Most people with rhabdomyosarcoma first notice a lump on their body and seek a medical opinion. Diagnosing rhabdomyosarcoma usually starts with a medical history review and exam by your doctor. Next, your doctor may request imaging tests. At Mayo Clinic, all of your diagnostic testing can be completed in a few days rather than in several weeks.
Mayo Clinic has an international reputation for top-quality imaging and rapid test results. To diagnose rhabdomyosarcoma, your doctor may recommend one or more of the following scans to evaluate the extent of the tumor and determine if it has spread to lymph nodes, lungs or other parts of your body. In tests that involve radiation, specialists carefully monitor doses to avoid the risk of radiation overexposure.
- Magnetic resonance imaging (MRI) scan. MRI uses a magnetic field and radio waves to create detailed images of your muscles.
- Computerized tomography (CT) scan. A CT scan uses a sophisticated X-ray machine linked to a computer to produce detailed, two-dimensional images.
- Positron emission tomography (PET) scan. PET scans can help reveal the location of tumor cells in your body using a radioactive substance that is injected into a vein.
- Bone scan. This scan detects cancer that has spread (metastasized) to the bone from a tumor that appears in a different organ.

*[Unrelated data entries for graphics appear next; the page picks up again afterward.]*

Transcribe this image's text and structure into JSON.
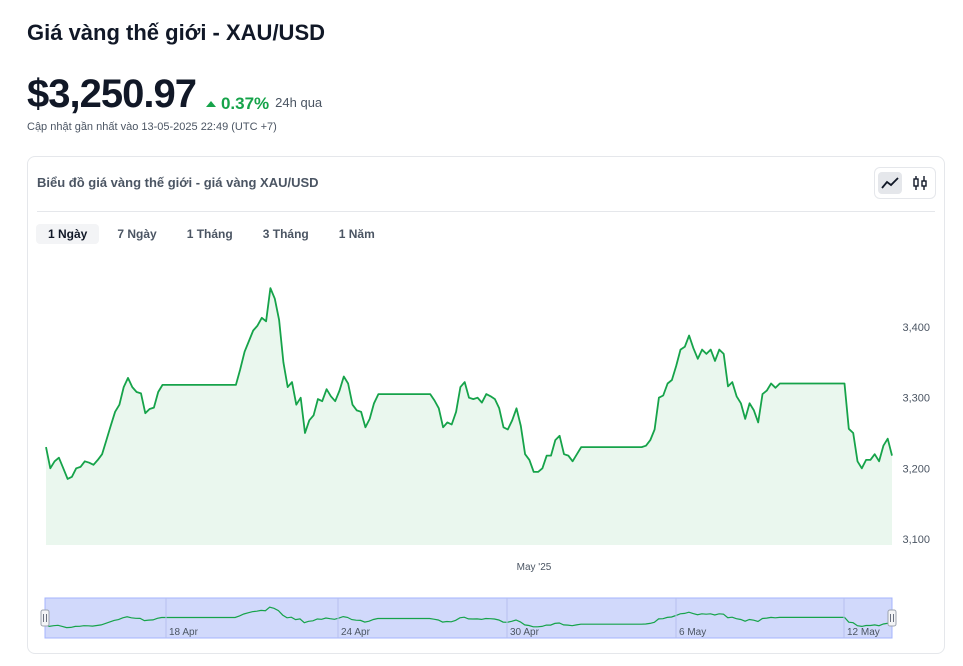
{
  "header": {
    "title": "Giá vàng thế giới - XAU/USD",
    "price": "$3,250.97",
    "change": "0.37%",
    "change_period": "24h qua",
    "updated": "Cập nhật gần nhất vào 13-05-2025 22:49 (UTC +7)"
  },
  "card": {
    "title": "Biểu đồ giá vàng thế giới - giá vàng XAU/USD",
    "tabs": [
      "1 Ngày",
      "7 Ngày",
      "1 Tháng",
      "3 Tháng",
      "1 Năm"
    ],
    "active_tab": 0,
    "icons": [
      "line-chart-icon",
      "candlestick-icon"
    ]
  },
  "colors": {
    "line": "#16a34a",
    "area": "#eaf7ee",
    "navigator": "#d1d9fb",
    "navigator_border": "#a5b4fc"
  },
  "chart_data": {
    "type": "area",
    "ylim": [
      3100,
      3460
    ],
    "yticks": [
      3100,
      3200,
      3300,
      3400
    ],
    "ytick_labels": [
      "3,100",
      "3,200",
      "3,300",
      "3,400"
    ],
    "x_label_main": "May '25",
    "navigator_labels": [
      "18 Apr",
      "24 Apr",
      "30 Apr",
      "6 May",
      "12 May"
    ],
    "values": [
      3230,
      3200,
      3210,
      3215,
      3200,
      3185,
      3188,
      3200,
      3202,
      3210,
      3208,
      3205,
      3212,
      3220,
      3240,
      3260,
      3280,
      3290,
      3315,
      3328,
      3315,
      3308,
      3306,
      3278,
      3284,
      3286,
      3308,
      3318,
      3318,
      3318,
      3318,
      3318,
      3318,
      3318,
      3318,
      3318,
      3318,
      3318,
      3318,
      3318,
      3318,
      3318,
      3318,
      3318,
      3318,
      3340,
      3365,
      3380,
      3395,
      3402,
      3413,
      3408,
      3455,
      3440,
      3410,
      3350,
      3315,
      3322,
      3290,
      3300,
      3250,
      3268,
      3275,
      3298,
      3295,
      3312,
      3302,
      3295,
      3310,
      3330,
      3320,
      3290,
      3282,
      3280,
      3258,
      3270,
      3292,
      3305,
      3305,
      3305,
      3305,
      3305,
      3305,
      3305,
      3305,
      3305,
      3305,
      3305,
      3305,
      3305,
      3296,
      3285,
      3258,
      3265,
      3262,
      3280,
      3315,
      3322,
      3300,
      3298,
      3300,
      3293,
      3305,
      3302,
      3298,
      3285,
      3258,
      3255,
      3268,
      3285,
      3260,
      3220,
      3212,
      3195,
      3195,
      3200,
      3218,
      3218,
      3240,
      3246,
      3220,
      3218,
      3210,
      3220,
      3230,
      3230,
      3230,
      3230,
      3230,
      3230,
      3230,
      3230,
      3230,
      3230,
      3230,
      3230,
      3230,
      3230,
      3230,
      3232,
      3240,
      3255,
      3300,
      3303,
      3320,
      3325,
      3345,
      3368,
      3372,
      3388,
      3370,
      3355,
      3368,
      3362,
      3368,
      3352,
      3368,
      3362,
      3316,
      3322,
      3302,
      3292,
      3270,
      3292,
      3282,
      3265,
      3305,
      3310,
      3320,
      3314,
      3320,
      3320,
      3320,
      3320,
      3320,
      3320,
      3320,
      3320,
      3320,
      3320,
      3320,
      3320,
      3320,
      3320,
      3320,
      3320,
      3256,
      3250,
      3210,
      3200,
      3212,
      3212,
      3220,
      3210,
      3232,
      3242,
      3218
    ]
  }
}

- Blood test. A blood test can determine whether you have high levels of certain proteins in your blood, indicating the presence of rhabdomyosarcoma.

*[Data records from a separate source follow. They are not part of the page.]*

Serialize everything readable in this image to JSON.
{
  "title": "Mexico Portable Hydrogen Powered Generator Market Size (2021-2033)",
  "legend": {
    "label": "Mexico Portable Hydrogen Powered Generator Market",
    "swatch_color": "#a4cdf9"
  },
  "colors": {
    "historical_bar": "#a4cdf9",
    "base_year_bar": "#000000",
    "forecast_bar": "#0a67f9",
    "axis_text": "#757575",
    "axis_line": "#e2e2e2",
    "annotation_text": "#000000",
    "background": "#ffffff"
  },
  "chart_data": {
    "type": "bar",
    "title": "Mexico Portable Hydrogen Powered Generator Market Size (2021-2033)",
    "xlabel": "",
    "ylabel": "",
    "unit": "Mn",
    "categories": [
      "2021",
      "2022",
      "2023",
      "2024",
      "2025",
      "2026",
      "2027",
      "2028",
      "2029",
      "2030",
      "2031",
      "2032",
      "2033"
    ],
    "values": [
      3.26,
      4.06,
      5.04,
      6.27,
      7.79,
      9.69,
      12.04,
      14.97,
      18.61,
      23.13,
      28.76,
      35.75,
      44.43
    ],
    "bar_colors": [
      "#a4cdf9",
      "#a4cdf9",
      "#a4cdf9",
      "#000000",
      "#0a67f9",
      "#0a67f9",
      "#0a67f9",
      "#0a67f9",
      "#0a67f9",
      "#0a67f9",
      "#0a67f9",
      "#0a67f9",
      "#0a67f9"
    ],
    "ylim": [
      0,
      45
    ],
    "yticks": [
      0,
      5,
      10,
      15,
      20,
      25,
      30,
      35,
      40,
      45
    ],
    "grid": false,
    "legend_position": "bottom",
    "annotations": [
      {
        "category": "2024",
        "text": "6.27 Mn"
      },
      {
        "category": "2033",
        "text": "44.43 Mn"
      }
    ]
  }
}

- Biopsy of the tumor. To diagnose rhabdomyosarcoma, your doctor must remove a small sample of the tumor (by surgery or using a needle) for examination by a pathologist. Mayo Clinic's pathologists are internationally known for their expertise.
- Bone marrow aspiration and biopsy. To determine whether rhabdomyosarcoma has spread to your bone marrow, your doctor may use a thin, hollow needle to remove a small amount of liquid bone marrow (a procedure called aspiration) for evaluation by a pathologist. Then your doctor will likely remove a small sample of bone and marrow for analysis.